Co-solute effects reveal the nature of weak forces governing GLP-1 oligomers stability

Glucagon-like peptide-1 (GLP-1) is an incretin hormone widely used to manage diabetes and obesity, through its ability to regulate glucose homeostasis. Clinically relevant GLP-1 sequences form oligomeric states. Uncontrolled oligomer formation can drive fibril formation, posing challenges such as difficulty in controlling drug dosage, loss of activity, or toxicity, as the aggregates can be immunogenic and/or can form amyloids. Here, we used combined measurements of colloidal and conformational stability to characterise the intermolecular interactions underpinning the physical status of the GLP-1 7-37 amide (GLP-1am), at pharmaceutically relevant high concentrations. We focus on less explored conditions, around pH 5, mimicking the environment within native cellular secretory granules, where the hormone is also densely packed.

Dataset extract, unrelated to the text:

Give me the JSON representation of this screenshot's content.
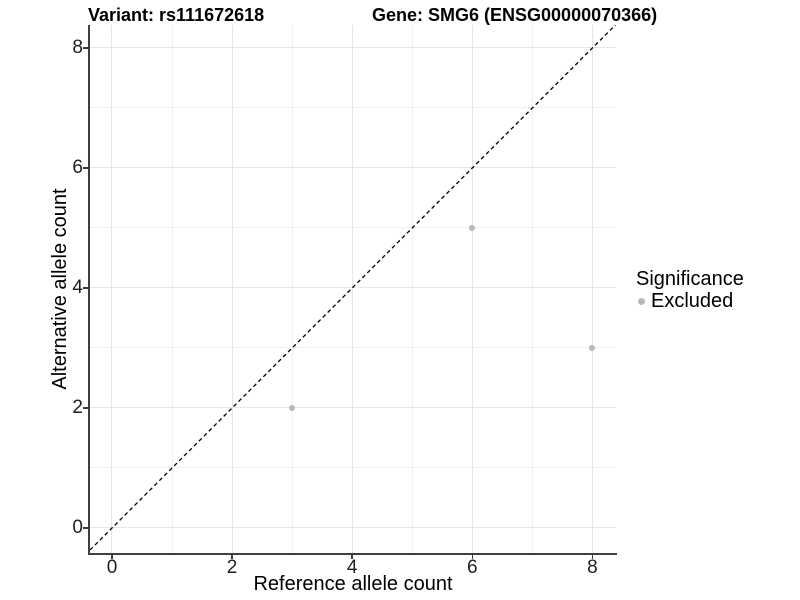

Co-solutes allowed us to interfere with weak interactions affecting peptide self-association into soluble oligomers, and the conversion into aggregates and fibrils. We show that GLP-1am exists as soluble oligomers that assemble into nanosheets over the timescale of hours, in quiescent conditions. Aggregation proceeded via a nucleation-dependent mechanism, with its rate correlating to the magnitude of attractive intermolecular interactions. It was accelerated by ionic co-solutes, indicating a key role for screening of electrostatic interactions in modulating peptide–peptide attraction and assembly. The rate of aggregation was also pH-dependent, with rates being slower at pH 5 than pH 8. Notably, the addition of proline, as a co-solute, delayed the onset of GLP-1am aggregation in a pH-dependent manner. Thus, in quiescent conditions, GLP-1am forms discrete soluble oligomers capable of organising into ordered nanostructures rather than amyloid fibrils.